Suppressing the idea or thought doesn’t necessarily guarantee that it will not resurface with even more conviction.  Human emotions are very complex in terms of having a fixed diagnosis on exactly what and why we are feeling a certain way.  Although most of these are controlled by our nervous/endocrine system, the goal of eliminating or even controlling them is difficult to say the least.  Perhaps these soldiers want to convey their feelings to someone who will really listen besides offering them “psychological advice.”  Most individuals will not come forward due to fear of being labeled insane or psychologically unstable. 

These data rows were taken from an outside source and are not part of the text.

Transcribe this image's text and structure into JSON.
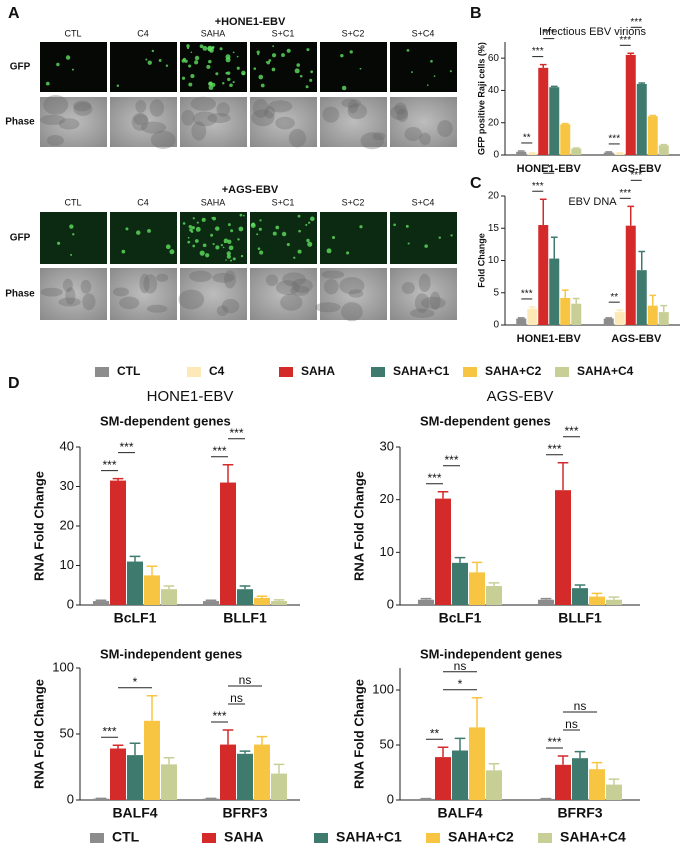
{
  "panel_labels": [
    "A",
    "B",
    "C",
    "D"
  ],
  "panel_a": {
    "panels": [
      {
        "title": "+HONE1-EBV",
        "columns": [
          "CTL",
          "C4",
          "SAHA",
          "S+C1",
          "S+C2",
          "S+C4"
        ],
        "rows": [
          "GFP",
          "Phase"
        ]
      },
      {
        "title": "+AGS-EBV",
        "columns": [
          "CTL",
          "C4",
          "SAHA",
          "S+C1",
          "S+C2",
          "S+C4"
        ],
        "rows": [
          "GFP",
          "Phase"
        ]
      }
    ]
  },
  "chart_data": [
    {
      "type": "bar",
      "title": "Infectious EBV virions",
      "ylabel": "GFP positive Raji cells (%)",
      "categories": [
        "HONE1-EBV",
        "AGS-EBV"
      ],
      "ylim": [
        0,
        70
      ],
      "yticks": [
        0,
        20,
        40,
        60
      ],
      "series": [
        {
          "name": "CTL",
          "color": "#8c8c8c",
          "values": [
            2,
            1.5
          ],
          "errors": [
            0.5,
            0.4
          ]
        },
        {
          "name": "C4",
          "color": "#fde9b8",
          "values": [
            1,
            1
          ],
          "errors": [
            0.3,
            0.3
          ]
        },
        {
          "name": "SAHA",
          "color": "#d42a2a",
          "values": [
            54,
            62
          ],
          "errors": [
            2,
            1
          ]
        },
        {
          "name": "SAHA+C1",
          "color": "#3f7a6e",
          "values": [
            42,
            44
          ],
          "errors": [
            0.5,
            0.6
          ]
        },
        {
          "name": "SAHA+C2",
          "color": "#f7c542",
          "values": [
            19,
            24
          ],
          "errors": [
            0.4,
            0.5
          ]
        },
        {
          "name": "SAHA+C4",
          "color": "#c8cf96",
          "values": [
            4,
            6
          ],
          "errors": [
            0.3,
            0.4
          ]
        }
      ],
      "annotations": [
        {
          "text": "**",
          "group": 0,
          "from": 0,
          "to": 1
        },
        {
          "text": "***",
          "group": 0,
          "from": 1,
          "to": 2
        },
        {
          "text": "***",
          "group": 0,
          "from": 2,
          "to": 3
        },
        {
          "text": "***",
          "group": 1,
          "from": 0,
          "to": 1
        },
        {
          "text": "***",
          "group": 1,
          "from": 1,
          "to": 2
        },
        {
          "text": "***",
          "group": 1,
          "from": 2,
          "to": 3
        }
      ]
    },
    {
      "type": "bar",
      "title": "EBV  DNA",
      "ylabel": "Fold Change",
      "categories": [
        "HONE1-EBV",
        "AGS-EBV"
      ],
      "ylim": [
        0,
        20
      ],
      "yticks": [
        0,
        5,
        10,
        15,
        20
      ],
      "series": [
        {
          "name": "CTL",
          "color": "#8c8c8c",
          "values": [
            1,
            1
          ],
          "errors": [
            0.1,
            0.1
          ]
        },
        {
          "name": "C4",
          "color": "#fde9b8",
          "values": [
            2.5,
            2
          ],
          "errors": [
            0.3,
            0.3
          ]
        },
        {
          "name": "SAHA",
          "color": "#d42a2a",
          "values": [
            15.5,
            15.4
          ],
          "errors": [
            4,
            3
          ]
        },
        {
          "name": "SAHA+C1",
          "color": "#3f7a6e",
          "values": [
            10.3,
            8.5
          ],
          "errors": [
            3.3,
            2.9
          ]
        },
        {
          "name": "SAHA+C2",
          "color": "#f7c542",
          "values": [
            4.2,
            3
          ],
          "errors": [
            1.2,
            1.6
          ]
        },
        {
          "name": "SAHA+C4",
          "color": "#c8cf96",
          "values": [
            3.3,
            2
          ],
          "errors": [
            0.8,
            1
          ]
        }
      ],
      "annotations": [
        {
          "text": "***",
          "group": 0,
          "from": 0,
          "to": 1
        },
        {
          "text": "***",
          "group": 0,
          "from": 1,
          "to": 2
        },
        {
          "text": "*",
          "group": 0,
          "from": 2,
          "to": 3
        },
        {
          "text": "**",
          "group": 1,
          "from": 0,
          "to": 1
        },
        {
          "text": "***",
          "group": 1,
          "from": 1,
          "to": 2
        },
        {
          "text": "***",
          "group": 1,
          "from": 2,
          "to": 3
        }
      ]
    },
    {
      "type": "bar",
      "title": "HONE1-EBV",
      "subtitle": "SM-dependent genes",
      "ylabel": "RNA Fold Change",
      "categories": [
        "BcLF1",
        "BLLF1"
      ],
      "ylim": [
        0,
        40
      ],
      "yticks": [
        0,
        10,
        20,
        30,
        40
      ],
      "series": [
        {
          "name": "CTL",
          "color": "#8c8c8c",
          "values": [
            1,
            1
          ],
          "errors": [
            0.2,
            0.2
          ]
        },
        {
          "name": "SAHA",
          "color": "#d42a2a",
          "values": [
            31.5,
            31
          ],
          "errors": [
            0.5,
            4.5
          ]
        },
        {
          "name": "SAHA+C1",
          "color": "#3f7a6e",
          "values": [
            11,
            4
          ],
          "errors": [
            1.3,
            0.8
          ]
        },
        {
          "name": "SAHA+C2",
          "color": "#f7c542",
          "values": [
            7.5,
            1.8
          ],
          "errors": [
            2.3,
            0.4
          ]
        },
        {
          "name": "SAHA+C4",
          "color": "#c8cf96",
          "values": [
            4,
            1
          ],
          "errors": [
            0.8,
            0.3
          ]
        }
      ],
      "annotations": [
        {
          "text": "***",
          "group": 0,
          "from": 0,
          "to": 1
        },
        {
          "text": "***",
          "group": 0,
          "from": 1,
          "to": 2
        },
        {
          "text": "***",
          "group": 1,
          "from": 0,
          "to": 1
        },
        {
          "text": "***",
          "group": 1,
          "from": 1,
          "to": 2
        }
      ]
    },
    {
      "type": "bar",
      "title": "AGS-EBV",
      "subtitle": "SM-dependent genes",
      "ylabel": "RNA Fold Change",
      "categories": [
        "BcLF1",
        "BLLF1"
      ],
      "ylim": [
        0,
        30
      ],
      "yticks": [
        0,
        10,
        20,
        30
      ],
      "series": [
        {
          "name": "CTL",
          "color": "#8c8c8c",
          "values": [
            1,
            1
          ],
          "errors": [
            0.2,
            0.2
          ]
        },
        {
          "name": "SAHA",
          "color": "#d42a2a",
          "values": [
            20.2,
            21.8
          ],
          "errors": [
            1.3,
            5.2
          ]
        },
        {
          "name": "SAHA+C1",
          "color": "#3f7a6e",
          "values": [
            8,
            3.2
          ],
          "errors": [
            1,
            0.6
          ]
        },
        {
          "name": "SAHA+C2",
          "color": "#f7c542",
          "values": [
            6.2,
            1.6
          ],
          "errors": [
            1.9,
            0.6
          ]
        },
        {
          "name": "SAHA+C4",
          "color": "#c8cf96",
          "values": [
            3.6,
            1
          ],
          "errors": [
            0.6,
            0.5
          ]
        }
      ],
      "annotations": [
        {
          "text": "***",
          "group": 0,
          "from": 0,
          "to": 1
        },
        {
          "text": "***",
          "group": 0,
          "from": 1,
          "to": 2
        },
        {
          "text": "***",
          "group": 1,
          "from": 0,
          "to": 1
        },
        {
          "text": "***",
          "group": 1,
          "from": 1,
          "to": 2
        }
      ]
    },
    {
      "type": "bar",
      "subtitle": "SM-independent genes",
      "ylabel": "RNA Fold Change",
      "categories": [
        "BALF4",
        "BFRF3"
      ],
      "ylim": [
        0,
        100
      ],
      "yticks": [
        0,
        50,
        100
      ],
      "series": [
        {
          "name": "CTL",
          "color": "#8c8c8c",
          "values": [
            1,
            1
          ],
          "errors": [
            0.2,
            0.2
          ]
        },
        {
          "name": "SAHA",
          "color": "#d42a2a",
          "values": [
            39,
            42
          ],
          "errors": [
            2.5,
            11
          ]
        },
        {
          "name": "SAHA+C1",
          "color": "#3f7a6e",
          "values": [
            34,
            35
          ],
          "errors": [
            9,
            2
          ]
        },
        {
          "name": "SAHA+C2",
          "color": "#f7c542",
          "values": [
            60,
            42
          ],
          "errors": [
            19,
            6
          ]
        },
        {
          "name": "SAHA+C4",
          "color": "#c8cf96",
          "values": [
            27,
            20
          ],
          "errors": [
            5,
            7
          ]
        }
      ],
      "annotations": [
        {
          "text": "***",
          "group": 0,
          "from": 0,
          "to": 1
        },
        {
          "text": "*",
          "group": 0,
          "from": 1,
          "to": 3
        },
        {
          "text": "***",
          "group": 1,
          "from": 0,
          "to": 1
        },
        {
          "text": "ns",
          "group": 1,
          "from": 1,
          "to": 2
        },
        {
          "text": "ns",
          "group": 1,
          "from": 1,
          "to": 3
        }
      ]
    },
    {
      "type": "bar",
      "subtitle": "SM-independent genes",
      "ylabel": "RNA Fold Change",
      "categories": [
        "BALF4",
        "BFRF3"
      ],
      "ylim": [
        0,
        120
      ],
      "yticks": [
        0,
        50,
        100
      ],
      "series": [
        {
          "name": "CTL",
          "color": "#8c8c8c",
          "values": [
            1,
            1
          ],
          "errors": [
            0.2,
            0.2
          ]
        },
        {
          "name": "SAHA",
          "color": "#d42a2a",
          "values": [
            39,
            32
          ],
          "errors": [
            9,
            8
          ]
        },
        {
          "name": "SAHA+C1",
          "color": "#3f7a6e",
          "values": [
            45,
            38
          ],
          "errors": [
            11,
            6
          ]
        },
        {
          "name": "SAHA+C2",
          "color": "#f7c542",
          "values": [
            66,
            28
          ],
          "errors": [
            27,
            6
          ]
        },
        {
          "name": "SAHA+C4",
          "color": "#c8cf96",
          "values": [
            27,
            14
          ],
          "errors": [
            6,
            5
          ]
        }
      ],
      "annotations": [
        {
          "text": "**",
          "group": 0,
          "from": 0,
          "to": 1
        },
        {
          "text": "*",
          "group": 0,
          "from": 1,
          "to": 3
        },
        {
          "text": "ns",
          "group": 0,
          "from": 1,
          "to": 3
        },
        {
          "text": "***",
          "group": 1,
          "from": 0,
          "to": 1
        },
        {
          "text": "ns",
          "group": 1,
          "from": 1,
          "to": 2
        },
        {
          "text": "ns",
          "group": 1,
          "from": 1,
          "to": 3
        }
      ]
    }
  ]
}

Suicide is a very complex phenomenon concerning the human being.   This must mean something in the grand scheme of things.  Why did our creators allow room for this “choice among choices?” Statistics show that over one million people kill themselves every year (2800 a day, one every thirty seconds!) In the U.S. over 36,000 people a year where every 15 minutes an American commits suicide. Men are four times as likely have a higher number of suicides than women although women have attempted more.  Clearly this is an unheard epidemic that affects everyone.  Why are human so prone to suicide?  Could it be due to complex nature? Is it due to how we really feel about the world around us, its culture, customs, the nature of how society works, hunger, famine, disease, poverty, or war?  Could it be that American soldiers are tired of war and the way they view the actions they have done to the other side?  Could it be they are tired of fighting for reasons they really don’t have an understanding of?  As far as we can tell these answers are far from being completed.  It may be true that this new scientific breakthrough will suppress these thoughts making us less human.  Maybe these cries for help being unanswered have a deeper meaning and those in power are not willing to hear it.

 

References

American Foundation for Suicide Prevention: Facts and Figures. National Statistics. (afsp.org).

Robert Burns. “Army Suicides Doubled Last Month from June’s Total.” Huffington Post (August 2012).

Associated Press. “U.S. Army Grants $3 Million for Anti-suicide Nasal Spray Research.” Rt.com (August 2012).

De Leo, D. Struggling against suicide: the need for an integrative approach. Crisis (2002).

Goldney, R. D. A Note on the Reliability and Validity of Suicide Statistics. Psychiatry, Psychology and Law (2010).

Silverman, M. M.  The language of suicidology. Suicide and Life-Threatening Behaviour (2006).